Юноша заерзал на своем месте, судорожно сжимая руки. Затем он почти с мольбой обратился к горькому, мумифицированному лицу старого Сета Флинта за той колючей, но очищающей пошлостью, которая всегда следует за подобной сценой:

– Ну что? – Профессор Хэтчер, отложив рукопись, которую он читал, снял очки (они были прикреплены к ленте из черного шелка) и огляделся по сторонам с вопросительной улыбкой и бесстрастным выражением на своем прекрасном, выдающемся лице. – Ну что? – повторил он по-городскому, когда никто не ответил. – Есть ли какие-нибудь замечания?

– Что она из себя представляет? – Сет нарушил нервную тишину своим хриплым рычанием. – Еще одна из этих светских шлюх? Знаешь, – продолжал он, – таких, как она, можно найти за три доллара за штуку, без всяких этих модных замашек.

Некоторые из класса слабо, болезненно улыбались и смотрели друг на друга, слегка пожимая плечами от ужаса; другие были благодарны, чувствовали, как в них нарастает удовольствие, и ликующе говорили под нос:

– Старый добрый Сет! Старый добрый Сет!

– Ее любовь достаточно велика для всего, не так ли? – сказал Сет. – Я знаю водителя грузовика в Денвере, с которым могу помериться силами в любой день.

Юноша и Эд Хортон, крупный и крепкий претендент из штата Айова, разразились счастливым смехом, резко толкая друг друга в ребра.
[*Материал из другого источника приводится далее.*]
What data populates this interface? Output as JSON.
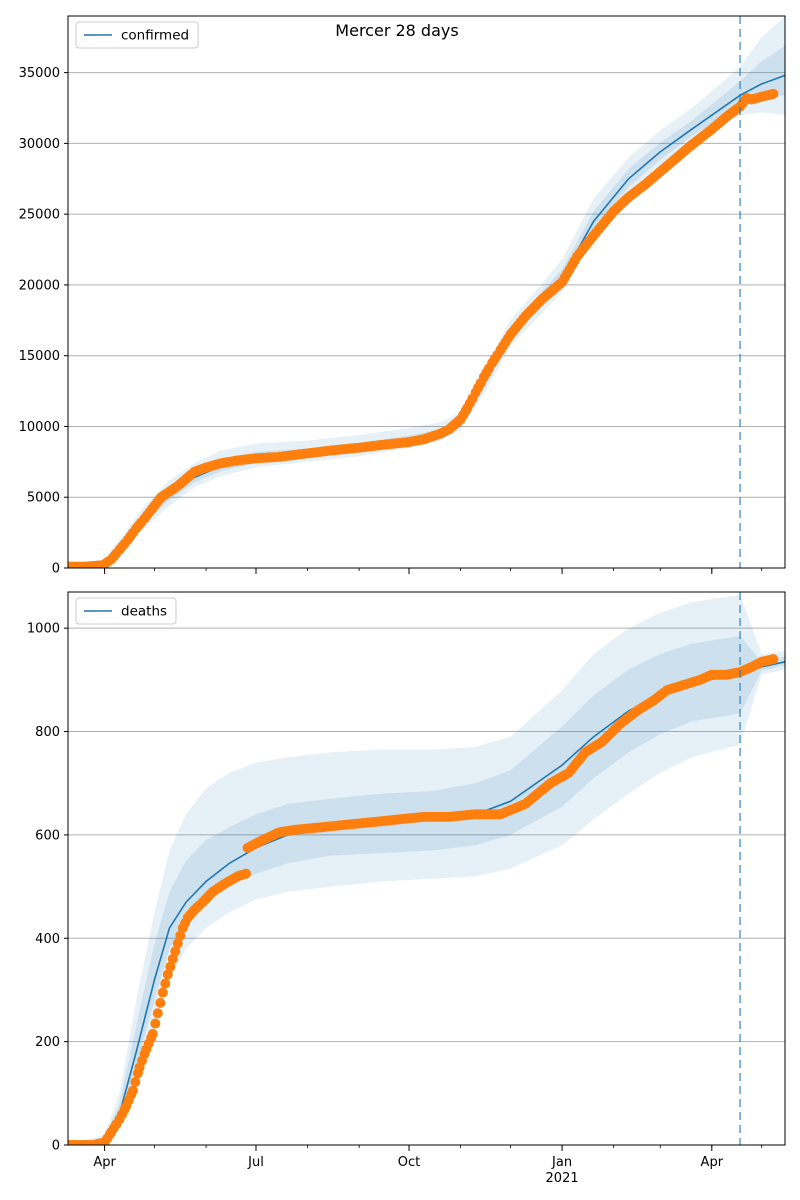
{
  "figure": {
    "title": "Mercer 28 days",
    "colors": {
      "line": "#1f77b4",
      "points": "#ff7f0e",
      "band": "#1f77b4",
      "grid": "#b0b0b0",
      "forecast_line": "#1f77b4"
    }
  },
  "chart_data": [
    {
      "type": "line",
      "name": "confirmed-panel",
      "title": "Mercer 28 days",
      "legend": [
        "confirmed"
      ],
      "legend_position": "top-left",
      "grid": "y-only",
      "x_range": [
        "2020-03-10",
        "2021-05-15"
      ],
      "ylim": [
        0,
        39000
      ],
      "y_ticks": [
        0,
        5000,
        10000,
        15000,
        20000,
        25000,
        30000,
        35000
      ],
      "forecast_start": "2021-04-18",
      "model": {
        "x": [
          "2020-03-10",
          "2020-03-31",
          "2020-04-10",
          "2020-04-25",
          "2020-05-10",
          "2020-05-25",
          "2020-06-10",
          "2020-07-01",
          "2020-08-01",
          "2020-09-01",
          "2020-10-01",
          "2020-10-20",
          "2020-11-01",
          "2020-11-15",
          "2020-12-01",
          "2020-12-20",
          "2021-01-01",
          "2021-01-20",
          "2021-02-10",
          "2021-03-01",
          "2021-03-20",
          "2021-04-18",
          "2021-05-01",
          "2021-05-15"
        ],
        "y": [
          100,
          300,
          1500,
          3500,
          5200,
          6400,
          7200,
          7700,
          8000,
          8400,
          8900,
          9400,
          10100,
          13000,
          16500,
          19000,
          20500,
          24500,
          27500,
          29400,
          31000,
          33400,
          34200,
          34800
        ]
      },
      "bands": [
        {
          "x": [
            "2020-03-10",
            "2020-03-31",
            "2020-04-10",
            "2020-04-25",
            "2020-05-10",
            "2020-05-25",
            "2020-06-10",
            "2020-07-01",
            "2020-08-01",
            "2020-09-01",
            "2020-10-01",
            "2020-10-20",
            "2020-11-01",
            "2020-11-15",
            "2020-12-01",
            "2020-12-20",
            "2021-01-01",
            "2021-01-20",
            "2021-02-10",
            "2021-03-01",
            "2021-03-20",
            "2021-04-18",
            "2021-05-01",
            "2021-05-15"
          ],
          "lower": [
            0,
            200,
            1100,
            2800,
            4400,
            5700,
            6500,
            7100,
            7500,
            7900,
            8500,
            9000,
            9700,
            12300,
            15700,
            18000,
            19500,
            23300,
            26300,
            28300,
            30000,
            32000,
            32200,
            32000
          ],
          "upper": [
            200,
            500,
            2000,
            4400,
            6200,
            7400,
            8300,
            8800,
            9000,
            9400,
            9900,
            10300,
            11000,
            14000,
            17500,
            20100,
            21800,
            26100,
            29000,
            30900,
            32500,
            35400,
            37500,
            39000
          ]
        },
        {
          "x": [
            "2020-03-10",
            "2020-03-31",
            "2020-04-10",
            "2020-04-25",
            "2020-05-10",
            "2020-05-25",
            "2020-06-10",
            "2020-07-01",
            "2020-08-01",
            "2020-09-01",
            "2020-10-01",
            "2020-10-20",
            "2020-11-01",
            "2020-11-15",
            "2020-12-01",
            "2020-12-20",
            "2021-01-01",
            "2021-01-20",
            "2021-02-10",
            "2021-03-01",
            "2021-03-20",
            "2021-04-18",
            "2021-05-01",
            "2021-05-15"
          ],
          "lower": [
            50,
            250,
            1300,
            3200,
            4800,
            6050,
            6850,
            7400,
            7750,
            8150,
            8700,
            9200,
            9900,
            12650,
            16100,
            18500,
            20000,
            23900,
            26900,
            28850,
            30500,
            32700,
            33200,
            33400
          ],
          "upper": [
            150,
            400,
            1750,
            3900,
            5700,
            6850,
            7650,
            8200,
            8450,
            8850,
            9350,
            9800,
            10500,
            13450,
            16950,
            19550,
            21100,
            25200,
            28200,
            30050,
            31600,
            34400,
            35800,
            36900
          ]
        }
      ],
      "points": {
        "x": [
          "2020-03-10",
          "2020-03-20",
          "2020-03-31",
          "2020-04-05",
          "2020-04-10",
          "2020-04-15",
          "2020-04-20",
          "2020-04-25",
          "2020-05-01",
          "2020-05-05",
          "2020-05-10",
          "2020-05-15",
          "2020-05-20",
          "2020-05-25",
          "2020-06-01",
          "2020-06-10",
          "2020-06-20",
          "2020-07-01",
          "2020-07-15",
          "2020-08-01",
          "2020-08-15",
          "2020-09-01",
          "2020-09-15",
          "2020-10-01",
          "2020-10-10",
          "2020-10-20",
          "2020-10-25",
          "2020-11-01",
          "2020-11-05",
          "2020-11-10",
          "2020-11-15",
          "2020-11-20",
          "2020-11-25",
          "2020-12-01",
          "2020-12-10",
          "2020-12-20",
          "2021-01-01",
          "2021-01-10",
          "2021-01-20",
          "2021-02-01",
          "2021-02-10",
          "2021-02-20",
          "2021-03-01",
          "2021-03-10",
          "2021-03-20",
          "2021-04-01",
          "2021-04-10",
          "2021-04-18",
          "2021-04-22",
          "2021-04-25",
          "2021-05-01",
          "2021-05-08"
        ],
        "y": [
          100,
          100,
          200,
          600,
          1300,
          2000,
          2800,
          3500,
          4400,
          5000,
          5400,
          5800,
          6300,
          6800,
          7100,
          7400,
          7600,
          7750,
          7850,
          8100,
          8300,
          8500,
          8700,
          8900,
          9100,
          9500,
          9800,
          10500,
          11300,
          12400,
          13500,
          14500,
          15400,
          16500,
          17800,
          19000,
          20200,
          22000,
          23500,
          25200,
          26200,
          27100,
          28000,
          28900,
          29900,
          31000,
          31900,
          32600,
          33200,
          33100,
          33300,
          33500
        ]
      }
    },
    {
      "type": "line",
      "name": "deaths-panel",
      "legend": [
        "deaths"
      ],
      "legend_position": "top-left",
      "grid": "y-only",
      "x_range": [
        "2020-03-10",
        "2021-05-15"
      ],
      "ylim": [
        0,
        1070
      ],
      "y_ticks": [
        0,
        200,
        400,
        600,
        800,
        1000
      ],
      "x_tick_labels": [
        {
          "date": "2020-04-01",
          "label": "Apr"
        },
        {
          "date": "2020-07-01",
          "label": "Jul"
        },
        {
          "date": "2020-10-01",
          "label": "Oct"
        },
        {
          "date": "2021-01-01",
          "label": "Jan",
          "sublabel": "2021"
        },
        {
          "date": "2021-04-01",
          "label": "Apr"
        }
      ],
      "forecast_start": "2021-04-18",
      "model": {
        "x": [
          "2020-03-10",
          "2020-04-01",
          "2020-04-10",
          "2020-04-20",
          "2020-05-01",
          "2020-05-10",
          "2020-05-20",
          "2020-06-01",
          "2020-06-15",
          "2020-07-01",
          "2020-07-20",
          "2020-08-15",
          "2020-09-15",
          "2020-10-15",
          "2020-11-10",
          "2020-12-01",
          "2021-01-01",
          "2021-01-20",
          "2021-02-10",
          "2021-03-01",
          "2021-03-20",
          "2021-04-18",
          "2021-05-01",
          "2021-05-15"
        ],
        "y": [
          0,
          10,
          60,
          180,
          320,
          420,
          470,
          510,
          545,
          575,
          600,
          615,
          625,
          630,
          640,
          665,
          735,
          790,
          840,
          870,
          895,
          910,
          925,
          935
        ]
      },
      "bands": [
        {
          "x": [
            "2020-03-10",
            "2020-04-01",
            "2020-04-10",
            "2020-04-20",
            "2020-05-01",
            "2020-05-10",
            "2020-05-20",
            "2020-06-01",
            "2020-06-15",
            "2020-07-01",
            "2020-07-20",
            "2020-08-15",
            "2020-09-15",
            "2020-10-15",
            "2020-11-10",
            "2020-12-01",
            "2021-01-01",
            "2021-01-20",
            "2021-02-10",
            "2021-03-01",
            "2021-03-20",
            "2021-04-18",
            "2021-05-01",
            "2021-05-15"
          ],
          "lower": [
            0,
            5,
            40,
            120,
            230,
            320,
            380,
            420,
            450,
            475,
            490,
            500,
            510,
            515,
            520,
            535,
            580,
            630,
            680,
            720,
            750,
            775,
            910,
            920
          ],
          "upper": [
            0,
            20,
            100,
            280,
            450,
            570,
            640,
            690,
            720,
            740,
            750,
            760,
            765,
            765,
            770,
            790,
            880,
            950,
            1000,
            1030,
            1050,
            1065,
            950,
            955
          ]
        },
        {
          "x": [
            "2020-03-10",
            "2020-04-01",
            "2020-04-10",
            "2020-04-20",
            "2020-05-01",
            "2020-05-10",
            "2020-05-20",
            "2020-06-01",
            "2020-06-15",
            "2020-07-01",
            "2020-07-20",
            "2020-08-15",
            "2020-09-15",
            "2020-10-15",
            "2020-11-10",
            "2020-12-01",
            "2021-01-01",
            "2021-01-20",
            "2021-02-10",
            "2021-03-01",
            "2021-03-20",
            "2021-04-18",
            "2021-05-01",
            "2021-05-15"
          ],
          "lower": [
            0,
            7,
            50,
            150,
            280,
            380,
            430,
            470,
            500,
            525,
            545,
            560,
            565,
            570,
            580,
            600,
            655,
            710,
            760,
            795,
            820,
            835,
            918,
            928
          ],
          "upper": [
            0,
            15,
            80,
            230,
            390,
            490,
            550,
            590,
            615,
            640,
            660,
            670,
            680,
            685,
            700,
            725,
            810,
            870,
            920,
            950,
            970,
            985,
            935,
            945
          ]
        }
      ],
      "points": {
        "x": [
          "2020-03-10",
          "2020-03-25",
          "2020-04-01",
          "2020-04-05",
          "2020-04-10",
          "2020-04-14",
          "2020-04-18",
          "2020-04-22",
          "2020-04-26",
          "2020-04-30",
          "2020-05-03",
          "2020-05-06",
          "2020-05-09",
          "2020-05-12",
          "2020-05-15",
          "2020-05-18",
          "2020-05-21",
          "2020-05-25",
          "2020-05-30",
          "2020-06-05",
          "2020-06-12",
          "2020-06-20",
          "2020-06-25",
          "2020-06-26",
          "2020-07-05",
          "2020-07-15",
          "2020-07-25",
          "2020-08-10",
          "2020-08-25",
          "2020-09-10",
          "2020-09-25",
          "2020-10-10",
          "2020-10-25",
          "2020-11-10",
          "2020-11-25",
          "2020-12-10",
          "2020-12-25",
          "2021-01-05",
          "2021-01-15",
          "2021-01-25",
          "2021-02-05",
          "2021-02-15",
          "2021-02-25",
          "2021-03-05",
          "2021-03-15",
          "2021-03-25",
          "2021-04-01",
          "2021-04-10",
          "2021-04-18",
          "2021-04-25",
          "2021-05-01",
          "2021-05-08"
        ],
        "y": [
          0,
          0,
          5,
          25,
          50,
          75,
          105,
          150,
          185,
          215,
          255,
          295,
          330,
          360,
          390,
          420,
          440,
          455,
          470,
          490,
          505,
          520,
          525,
          575,
          590,
          605,
          610,
          615,
          620,
          625,
          630,
          635,
          635,
          640,
          640,
          660,
          700,
          720,
          760,
          780,
          815,
          840,
          860,
          880,
          890,
          900,
          910,
          910,
          915,
          925,
          935,
          940
        ]
      }
    }
  ]
}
– Как вы думаете, пьеса пойдет? – спросил кто-то. – Мне кажется, что она очень близка к закрытой драме.

– Если хотите знать мое мнение, – сказал Сет, – она очень близка к драме в чулане. Нет, – сказал он кисло. – Что нужно этому мальчику, так это немного опыта. Он должен пойти и найти себе женщину и выкинуть все это из головы. После этого он мог бы сесть и написать пьесу.

На мгновение воцарилось неловкое молчание, и профессор Хэтчер слегка улыбнулся. Затем, сняв очки выдающимся движением, он оглядел присутствующих и сказал:

– Есть ли еще какие-нибудь комментарии?